Monday, May 2, 2011

may day

So, you know how I intended to write more on Budapest? I didn't do that. Suffice it to say, it was lovely and I long to go back and I have dozens of photos on facebook. Yes?

Yes.

Term officially started yesterday, though we postgrads have been in the academic swing of things all break. Nevertheless, it's nice to have everyone else back and regular sorts of things happening once more.

In addition to being the start of term (my final term here!!), it was also the first of May: May Day. Oxford engages in its own unique tradition of May Morning, wherein hundreds of people (a fairly even split, we observed, between drunk-people-still-up and tired-people-just-getting-up) make their way at five in the morning to Magdalen College on the High street and stand around the college's tower. At six, the Magdalen choir begins to sing.

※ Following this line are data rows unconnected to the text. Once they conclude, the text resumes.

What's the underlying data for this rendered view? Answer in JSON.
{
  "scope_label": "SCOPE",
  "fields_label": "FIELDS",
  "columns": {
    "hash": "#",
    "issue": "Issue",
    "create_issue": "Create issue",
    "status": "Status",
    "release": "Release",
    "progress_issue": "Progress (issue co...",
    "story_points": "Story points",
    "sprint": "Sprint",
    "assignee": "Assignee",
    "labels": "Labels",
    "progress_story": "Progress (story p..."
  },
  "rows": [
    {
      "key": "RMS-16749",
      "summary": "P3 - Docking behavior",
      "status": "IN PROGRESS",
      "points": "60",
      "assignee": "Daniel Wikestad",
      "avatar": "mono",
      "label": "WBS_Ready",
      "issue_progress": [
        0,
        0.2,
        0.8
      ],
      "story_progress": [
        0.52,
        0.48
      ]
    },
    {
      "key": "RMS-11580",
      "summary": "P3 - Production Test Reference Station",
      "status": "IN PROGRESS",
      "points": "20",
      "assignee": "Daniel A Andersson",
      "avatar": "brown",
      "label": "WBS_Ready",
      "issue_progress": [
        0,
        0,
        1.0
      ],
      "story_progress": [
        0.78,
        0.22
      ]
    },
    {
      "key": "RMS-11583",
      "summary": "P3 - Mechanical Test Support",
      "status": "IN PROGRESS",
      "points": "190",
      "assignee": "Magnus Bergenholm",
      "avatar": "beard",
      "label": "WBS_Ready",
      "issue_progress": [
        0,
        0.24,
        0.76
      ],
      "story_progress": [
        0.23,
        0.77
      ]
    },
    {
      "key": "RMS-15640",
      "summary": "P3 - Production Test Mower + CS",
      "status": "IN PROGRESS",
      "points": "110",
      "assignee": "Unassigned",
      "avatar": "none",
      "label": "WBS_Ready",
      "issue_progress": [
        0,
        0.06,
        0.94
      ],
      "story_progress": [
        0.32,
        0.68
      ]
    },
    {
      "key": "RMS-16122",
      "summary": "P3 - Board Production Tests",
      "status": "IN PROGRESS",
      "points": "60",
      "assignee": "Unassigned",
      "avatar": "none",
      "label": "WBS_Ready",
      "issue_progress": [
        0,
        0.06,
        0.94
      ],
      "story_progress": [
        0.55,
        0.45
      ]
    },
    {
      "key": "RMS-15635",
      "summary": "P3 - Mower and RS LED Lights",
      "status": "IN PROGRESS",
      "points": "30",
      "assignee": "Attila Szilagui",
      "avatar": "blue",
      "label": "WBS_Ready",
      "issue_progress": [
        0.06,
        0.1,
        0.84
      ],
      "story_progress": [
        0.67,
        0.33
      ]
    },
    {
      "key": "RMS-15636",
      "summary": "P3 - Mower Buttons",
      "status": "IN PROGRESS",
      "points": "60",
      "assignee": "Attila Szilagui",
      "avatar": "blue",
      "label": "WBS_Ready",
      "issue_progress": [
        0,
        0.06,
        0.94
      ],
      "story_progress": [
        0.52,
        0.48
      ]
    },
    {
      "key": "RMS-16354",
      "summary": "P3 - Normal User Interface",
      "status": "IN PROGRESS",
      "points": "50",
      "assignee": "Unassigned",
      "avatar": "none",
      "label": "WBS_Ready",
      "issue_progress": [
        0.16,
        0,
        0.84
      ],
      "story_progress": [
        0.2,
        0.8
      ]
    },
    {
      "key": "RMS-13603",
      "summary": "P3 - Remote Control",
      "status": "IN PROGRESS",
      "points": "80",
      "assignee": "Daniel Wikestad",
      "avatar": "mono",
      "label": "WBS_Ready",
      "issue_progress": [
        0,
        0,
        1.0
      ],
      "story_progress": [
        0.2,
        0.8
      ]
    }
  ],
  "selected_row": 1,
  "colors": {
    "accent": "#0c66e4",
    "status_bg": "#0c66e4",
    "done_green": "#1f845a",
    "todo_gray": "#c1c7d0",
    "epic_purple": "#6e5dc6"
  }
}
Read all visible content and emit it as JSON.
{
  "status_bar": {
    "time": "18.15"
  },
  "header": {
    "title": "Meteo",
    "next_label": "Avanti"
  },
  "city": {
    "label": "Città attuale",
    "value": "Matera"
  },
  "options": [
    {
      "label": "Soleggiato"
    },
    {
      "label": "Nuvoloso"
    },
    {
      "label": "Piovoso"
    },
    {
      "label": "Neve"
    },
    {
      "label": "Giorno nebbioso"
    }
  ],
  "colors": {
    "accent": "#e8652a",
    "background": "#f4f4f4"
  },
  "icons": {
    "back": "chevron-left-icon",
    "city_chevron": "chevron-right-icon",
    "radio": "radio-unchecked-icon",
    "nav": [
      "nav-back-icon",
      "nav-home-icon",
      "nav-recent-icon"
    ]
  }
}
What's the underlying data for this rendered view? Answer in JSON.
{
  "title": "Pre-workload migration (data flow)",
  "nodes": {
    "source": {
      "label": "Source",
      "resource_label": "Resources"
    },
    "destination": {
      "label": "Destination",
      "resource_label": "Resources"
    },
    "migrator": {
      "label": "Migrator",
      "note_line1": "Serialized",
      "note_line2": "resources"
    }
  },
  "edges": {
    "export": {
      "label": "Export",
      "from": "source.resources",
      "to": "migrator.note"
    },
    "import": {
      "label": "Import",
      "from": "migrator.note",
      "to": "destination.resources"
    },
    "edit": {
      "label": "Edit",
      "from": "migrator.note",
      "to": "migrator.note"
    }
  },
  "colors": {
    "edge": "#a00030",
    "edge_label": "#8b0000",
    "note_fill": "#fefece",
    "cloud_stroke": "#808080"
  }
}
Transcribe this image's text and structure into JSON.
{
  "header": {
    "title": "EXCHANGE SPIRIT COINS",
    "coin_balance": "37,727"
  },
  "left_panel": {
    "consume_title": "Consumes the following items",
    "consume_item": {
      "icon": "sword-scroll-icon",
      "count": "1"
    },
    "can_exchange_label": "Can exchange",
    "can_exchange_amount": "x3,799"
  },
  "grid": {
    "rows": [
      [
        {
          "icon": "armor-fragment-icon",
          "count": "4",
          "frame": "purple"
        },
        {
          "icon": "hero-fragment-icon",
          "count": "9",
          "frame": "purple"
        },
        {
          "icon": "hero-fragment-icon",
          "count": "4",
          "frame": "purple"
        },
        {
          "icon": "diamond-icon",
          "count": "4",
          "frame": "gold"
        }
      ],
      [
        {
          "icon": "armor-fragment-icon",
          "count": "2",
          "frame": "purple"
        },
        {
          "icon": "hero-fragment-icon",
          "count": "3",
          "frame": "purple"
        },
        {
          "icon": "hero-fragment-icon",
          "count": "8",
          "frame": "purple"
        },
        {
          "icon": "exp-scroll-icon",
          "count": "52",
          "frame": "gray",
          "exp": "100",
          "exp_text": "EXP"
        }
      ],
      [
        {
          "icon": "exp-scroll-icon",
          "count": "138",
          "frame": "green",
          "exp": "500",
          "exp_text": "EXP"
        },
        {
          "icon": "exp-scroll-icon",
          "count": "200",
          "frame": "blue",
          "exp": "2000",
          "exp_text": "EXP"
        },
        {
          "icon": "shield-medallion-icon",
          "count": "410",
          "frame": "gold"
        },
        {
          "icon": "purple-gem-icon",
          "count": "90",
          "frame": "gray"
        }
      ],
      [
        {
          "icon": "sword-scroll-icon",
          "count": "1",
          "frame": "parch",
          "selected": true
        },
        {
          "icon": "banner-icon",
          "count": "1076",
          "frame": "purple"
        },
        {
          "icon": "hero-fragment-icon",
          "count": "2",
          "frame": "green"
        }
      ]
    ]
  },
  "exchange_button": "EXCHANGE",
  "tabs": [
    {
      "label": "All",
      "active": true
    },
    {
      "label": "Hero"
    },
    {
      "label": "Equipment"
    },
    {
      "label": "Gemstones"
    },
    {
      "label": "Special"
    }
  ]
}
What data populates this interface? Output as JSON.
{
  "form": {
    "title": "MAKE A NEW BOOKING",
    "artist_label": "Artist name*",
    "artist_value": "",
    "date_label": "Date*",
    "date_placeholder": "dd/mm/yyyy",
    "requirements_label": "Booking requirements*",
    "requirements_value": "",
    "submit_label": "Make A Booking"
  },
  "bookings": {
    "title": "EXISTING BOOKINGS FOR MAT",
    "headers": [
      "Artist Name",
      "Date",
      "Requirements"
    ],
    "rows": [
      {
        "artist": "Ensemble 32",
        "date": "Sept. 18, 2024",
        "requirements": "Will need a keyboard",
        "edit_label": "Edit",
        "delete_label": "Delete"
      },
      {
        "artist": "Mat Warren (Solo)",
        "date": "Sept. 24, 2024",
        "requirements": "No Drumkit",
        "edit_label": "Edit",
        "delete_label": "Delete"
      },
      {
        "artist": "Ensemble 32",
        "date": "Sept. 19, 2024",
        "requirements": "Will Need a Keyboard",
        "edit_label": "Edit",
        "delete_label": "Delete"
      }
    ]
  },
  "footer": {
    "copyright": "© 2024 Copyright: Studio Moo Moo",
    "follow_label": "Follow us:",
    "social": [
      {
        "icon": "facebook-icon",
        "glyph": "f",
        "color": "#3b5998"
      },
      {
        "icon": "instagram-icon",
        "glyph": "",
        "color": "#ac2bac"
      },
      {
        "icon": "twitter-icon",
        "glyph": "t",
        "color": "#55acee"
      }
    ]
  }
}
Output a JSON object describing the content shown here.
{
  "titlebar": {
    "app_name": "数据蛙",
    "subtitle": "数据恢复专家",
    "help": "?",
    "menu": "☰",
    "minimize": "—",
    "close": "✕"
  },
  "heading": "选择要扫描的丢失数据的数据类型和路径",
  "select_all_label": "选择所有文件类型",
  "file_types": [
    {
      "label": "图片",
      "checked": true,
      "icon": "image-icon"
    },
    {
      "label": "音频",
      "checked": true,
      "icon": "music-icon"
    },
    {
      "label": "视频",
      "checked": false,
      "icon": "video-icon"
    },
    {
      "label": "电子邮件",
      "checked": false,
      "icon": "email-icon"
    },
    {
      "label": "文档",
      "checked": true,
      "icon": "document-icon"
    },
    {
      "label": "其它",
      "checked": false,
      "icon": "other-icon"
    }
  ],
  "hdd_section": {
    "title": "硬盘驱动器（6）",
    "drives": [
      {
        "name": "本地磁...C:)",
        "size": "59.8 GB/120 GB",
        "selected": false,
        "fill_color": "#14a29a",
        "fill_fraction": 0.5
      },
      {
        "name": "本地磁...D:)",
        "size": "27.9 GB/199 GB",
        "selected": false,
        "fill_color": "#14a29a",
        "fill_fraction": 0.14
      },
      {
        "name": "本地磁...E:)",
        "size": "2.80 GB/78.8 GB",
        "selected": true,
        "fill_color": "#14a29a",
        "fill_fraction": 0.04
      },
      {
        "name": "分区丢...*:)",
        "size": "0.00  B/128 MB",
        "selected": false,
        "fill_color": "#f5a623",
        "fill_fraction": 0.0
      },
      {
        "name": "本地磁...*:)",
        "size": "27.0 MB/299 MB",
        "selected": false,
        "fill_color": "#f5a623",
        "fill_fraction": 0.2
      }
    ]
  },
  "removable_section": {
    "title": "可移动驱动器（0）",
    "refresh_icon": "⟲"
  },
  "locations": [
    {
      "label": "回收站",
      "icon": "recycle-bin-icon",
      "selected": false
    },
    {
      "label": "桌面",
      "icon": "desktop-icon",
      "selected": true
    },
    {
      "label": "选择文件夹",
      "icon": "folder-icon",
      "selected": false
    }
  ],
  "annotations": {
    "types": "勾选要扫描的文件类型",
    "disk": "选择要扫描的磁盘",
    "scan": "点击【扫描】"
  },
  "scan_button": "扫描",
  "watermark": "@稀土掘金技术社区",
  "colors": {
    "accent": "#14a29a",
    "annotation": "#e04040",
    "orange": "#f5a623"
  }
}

I would like to report that the sound carries softly through the still morning air as if by magic--but in reality, the sound equipment was not the best and was almost irritatingly obvious. Still, the choir sang beautifully, and their performance was followed by a

bit of a bizarre Earth Mother-y kind of prayer. I was blown away by the number of people down in city centre at 5:30 on a Sunday morning, though, and the group atmosphere of dancing and coffee-drinking and singing was lovely to behold. Above are some of my college friends, tired but happy, congregating on the street.

Oxford students and visitors used to rent punts and float along the Thames for the morning's festivities, but due to drunkenness-related danger, the University forbade the renting of boats in the 1980s. For the last thirty years, then, people have jumped in the river, despite obvious and serious danger. I didn't see any splashes, so perhaps this year's police warnings paid off.

 After the singing, it was still only about 6:30, but already pubs and restaurants and things were open. We made our way to the Big Bang, but not before running into all sorts of crazy early-morning celebration-of-Spring shenanigans.

Adults and children alike sang, danced, and played  all through the City Centre. One woman, wearing a black sheep's head, hung thin filaments of golden thread on bicycles, college walls, and street signs. One ivy-covered wall (a wall on Broad street, belonging, I think, to Trinity college) had bits of coloured paper tied to its leaves, which upon closer inspection featured wishes, promises, Springtime resolutions, and other newly public messages.

People got increasingly odd as the morning wore on: lots of Oxford streetgoers had on really silly outfits and were doing even sillier things. The city exploded with colour and sound all morning, and I have to admit: I felt a lot more springy and rejuvenated all day. I didn't even have to jump off Magdalen Bridge.